I’ve always respected truck drivers and the job they do. They are highly trained, hard- working individuals dedicated to their jobs. While very few actually get rich, for the most part driver compensation positions them well up into the middle class. But for a variety of factors—including the ongoing increase in the U.S. economy and the fact that a large percentage of today’s current drivers are reaching retirement age—the driver shortage looks to continue and/or increase in the future. For instance, the AEA projects that the industry will need about 110,000 additional workers each year over the next 10 years just to maintain the status quo. The article goes on to talk about the need for carriers to ramp up recruiting efforts and increase compensation. While that may be important, I also think you’ll see carrier accelerate their development and use of driverless vehicles to address the problem.

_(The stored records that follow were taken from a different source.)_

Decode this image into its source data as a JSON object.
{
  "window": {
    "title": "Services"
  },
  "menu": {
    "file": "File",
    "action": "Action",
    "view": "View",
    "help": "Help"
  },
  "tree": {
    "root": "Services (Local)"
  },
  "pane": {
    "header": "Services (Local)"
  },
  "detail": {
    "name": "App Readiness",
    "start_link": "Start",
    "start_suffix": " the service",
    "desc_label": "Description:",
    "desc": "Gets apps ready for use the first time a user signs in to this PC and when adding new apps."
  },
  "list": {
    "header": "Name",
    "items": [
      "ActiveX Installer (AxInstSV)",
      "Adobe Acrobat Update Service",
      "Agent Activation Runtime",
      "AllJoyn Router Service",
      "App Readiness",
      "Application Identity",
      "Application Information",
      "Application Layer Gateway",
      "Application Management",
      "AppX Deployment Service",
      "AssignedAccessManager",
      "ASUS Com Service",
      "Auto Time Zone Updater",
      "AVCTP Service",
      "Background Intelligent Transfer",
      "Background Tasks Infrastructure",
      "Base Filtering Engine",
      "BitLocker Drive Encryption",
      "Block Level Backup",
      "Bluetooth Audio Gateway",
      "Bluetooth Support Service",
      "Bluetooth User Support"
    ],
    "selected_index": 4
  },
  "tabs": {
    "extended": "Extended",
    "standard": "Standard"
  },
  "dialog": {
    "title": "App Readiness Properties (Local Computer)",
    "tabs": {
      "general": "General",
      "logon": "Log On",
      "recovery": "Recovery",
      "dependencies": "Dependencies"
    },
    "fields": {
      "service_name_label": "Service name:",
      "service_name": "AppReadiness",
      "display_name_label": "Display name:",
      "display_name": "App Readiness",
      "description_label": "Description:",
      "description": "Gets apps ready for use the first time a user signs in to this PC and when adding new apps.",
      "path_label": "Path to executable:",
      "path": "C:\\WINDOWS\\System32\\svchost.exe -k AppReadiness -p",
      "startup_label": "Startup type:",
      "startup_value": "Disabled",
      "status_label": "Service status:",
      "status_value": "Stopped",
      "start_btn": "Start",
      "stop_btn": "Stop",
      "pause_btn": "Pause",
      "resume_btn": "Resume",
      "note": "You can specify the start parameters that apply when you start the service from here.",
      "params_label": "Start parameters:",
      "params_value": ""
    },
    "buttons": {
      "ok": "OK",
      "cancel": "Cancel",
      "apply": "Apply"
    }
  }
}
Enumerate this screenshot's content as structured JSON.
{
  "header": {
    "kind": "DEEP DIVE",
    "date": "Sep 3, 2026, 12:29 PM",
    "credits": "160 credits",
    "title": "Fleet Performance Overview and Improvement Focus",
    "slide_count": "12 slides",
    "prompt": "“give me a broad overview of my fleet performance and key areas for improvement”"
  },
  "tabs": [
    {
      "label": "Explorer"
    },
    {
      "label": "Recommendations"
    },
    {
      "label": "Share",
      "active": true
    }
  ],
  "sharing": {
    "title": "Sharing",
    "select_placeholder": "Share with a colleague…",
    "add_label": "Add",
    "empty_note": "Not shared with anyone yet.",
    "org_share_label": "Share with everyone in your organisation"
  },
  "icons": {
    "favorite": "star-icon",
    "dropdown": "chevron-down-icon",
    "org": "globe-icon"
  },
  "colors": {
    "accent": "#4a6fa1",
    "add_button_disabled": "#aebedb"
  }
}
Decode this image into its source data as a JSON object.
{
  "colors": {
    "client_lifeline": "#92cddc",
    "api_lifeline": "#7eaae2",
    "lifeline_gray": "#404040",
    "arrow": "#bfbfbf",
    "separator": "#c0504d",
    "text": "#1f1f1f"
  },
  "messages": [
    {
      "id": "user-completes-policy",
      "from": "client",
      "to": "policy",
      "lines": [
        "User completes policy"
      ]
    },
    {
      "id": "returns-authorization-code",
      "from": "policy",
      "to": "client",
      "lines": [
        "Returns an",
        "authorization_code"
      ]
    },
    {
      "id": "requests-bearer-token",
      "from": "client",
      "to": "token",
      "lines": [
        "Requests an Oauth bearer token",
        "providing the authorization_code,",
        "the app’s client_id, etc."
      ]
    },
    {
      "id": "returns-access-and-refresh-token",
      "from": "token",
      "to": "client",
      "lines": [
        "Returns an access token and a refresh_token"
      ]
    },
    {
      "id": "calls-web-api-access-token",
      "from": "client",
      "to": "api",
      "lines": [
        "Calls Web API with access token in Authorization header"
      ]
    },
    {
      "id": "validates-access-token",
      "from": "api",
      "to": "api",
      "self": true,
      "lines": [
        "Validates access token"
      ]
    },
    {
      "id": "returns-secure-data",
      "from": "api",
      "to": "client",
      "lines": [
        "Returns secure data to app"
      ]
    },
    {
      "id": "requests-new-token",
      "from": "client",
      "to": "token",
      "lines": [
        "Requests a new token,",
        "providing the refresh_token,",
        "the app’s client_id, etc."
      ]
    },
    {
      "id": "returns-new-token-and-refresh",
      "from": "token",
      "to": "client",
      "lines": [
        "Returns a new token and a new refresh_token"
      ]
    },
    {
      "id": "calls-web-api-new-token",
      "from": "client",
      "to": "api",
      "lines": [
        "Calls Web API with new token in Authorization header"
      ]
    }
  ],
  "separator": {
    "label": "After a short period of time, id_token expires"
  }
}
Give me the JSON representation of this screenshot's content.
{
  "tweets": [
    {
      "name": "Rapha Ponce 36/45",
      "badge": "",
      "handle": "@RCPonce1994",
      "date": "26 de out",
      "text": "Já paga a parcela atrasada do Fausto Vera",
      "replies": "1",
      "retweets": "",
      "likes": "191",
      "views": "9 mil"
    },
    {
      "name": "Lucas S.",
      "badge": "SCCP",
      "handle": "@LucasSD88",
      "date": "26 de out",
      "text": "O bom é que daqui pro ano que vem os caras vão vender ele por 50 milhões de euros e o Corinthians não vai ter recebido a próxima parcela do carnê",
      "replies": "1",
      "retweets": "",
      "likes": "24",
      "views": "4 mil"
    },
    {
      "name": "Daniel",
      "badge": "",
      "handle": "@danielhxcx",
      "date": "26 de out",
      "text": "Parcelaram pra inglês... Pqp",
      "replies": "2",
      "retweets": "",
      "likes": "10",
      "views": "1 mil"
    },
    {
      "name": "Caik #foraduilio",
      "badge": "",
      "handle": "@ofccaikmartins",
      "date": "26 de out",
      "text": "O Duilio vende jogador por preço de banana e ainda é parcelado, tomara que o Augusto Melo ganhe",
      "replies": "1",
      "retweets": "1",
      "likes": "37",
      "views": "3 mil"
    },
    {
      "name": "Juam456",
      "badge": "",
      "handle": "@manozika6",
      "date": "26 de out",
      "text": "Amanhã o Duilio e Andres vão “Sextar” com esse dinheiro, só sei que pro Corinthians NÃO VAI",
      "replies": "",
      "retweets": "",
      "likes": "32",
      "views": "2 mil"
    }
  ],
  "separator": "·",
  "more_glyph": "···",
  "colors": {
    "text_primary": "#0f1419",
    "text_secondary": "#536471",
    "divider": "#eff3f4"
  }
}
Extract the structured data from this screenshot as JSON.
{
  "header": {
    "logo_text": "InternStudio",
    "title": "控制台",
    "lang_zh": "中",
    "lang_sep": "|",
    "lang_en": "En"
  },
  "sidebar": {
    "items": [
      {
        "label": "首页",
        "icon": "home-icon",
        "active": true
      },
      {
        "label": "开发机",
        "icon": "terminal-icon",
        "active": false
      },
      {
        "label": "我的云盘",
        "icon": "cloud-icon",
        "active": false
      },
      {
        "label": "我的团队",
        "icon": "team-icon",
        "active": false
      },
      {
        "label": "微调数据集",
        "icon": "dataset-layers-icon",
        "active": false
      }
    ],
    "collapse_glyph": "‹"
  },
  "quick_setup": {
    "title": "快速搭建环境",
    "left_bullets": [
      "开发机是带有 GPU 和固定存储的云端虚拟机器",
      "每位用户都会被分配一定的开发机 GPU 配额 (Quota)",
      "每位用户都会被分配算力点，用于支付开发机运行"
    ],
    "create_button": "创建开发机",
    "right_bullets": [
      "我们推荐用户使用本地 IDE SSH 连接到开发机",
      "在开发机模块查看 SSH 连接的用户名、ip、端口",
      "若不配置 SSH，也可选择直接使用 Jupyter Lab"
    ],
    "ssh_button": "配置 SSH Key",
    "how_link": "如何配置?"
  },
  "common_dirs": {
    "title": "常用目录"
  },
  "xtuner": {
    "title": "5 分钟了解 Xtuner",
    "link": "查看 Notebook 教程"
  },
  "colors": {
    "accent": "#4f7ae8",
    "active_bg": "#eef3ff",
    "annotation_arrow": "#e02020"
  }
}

Robotics was a featured topic in a couple of my recent articles and it is not a secret that robotically driven trucks are being developed. While some real-life drivers will be always be necessary—at least in the near- to mid-future—going forward, I expect you’ll see more and more carriers consider “robotic driving” and try to implement it into some of their more routine truck routes.  And once this happens, there will likely be more development such that a higher and higher percentage of trucks will be driven without humans in the cab.

If that happens, that will eliminate the driver shortage but take a lot of jobs out of the economy. So we get back to the issue of training our citizens for jobs-of-the-future and how best to accomplish it; i.e., through private industry or a collaborate partnership between government and private industry.

Paul Ericksen is IndustryWeek’s supply chain advisor. He has 38 years of experience in industry, primarily in supply management at two large original equipment manufacturers.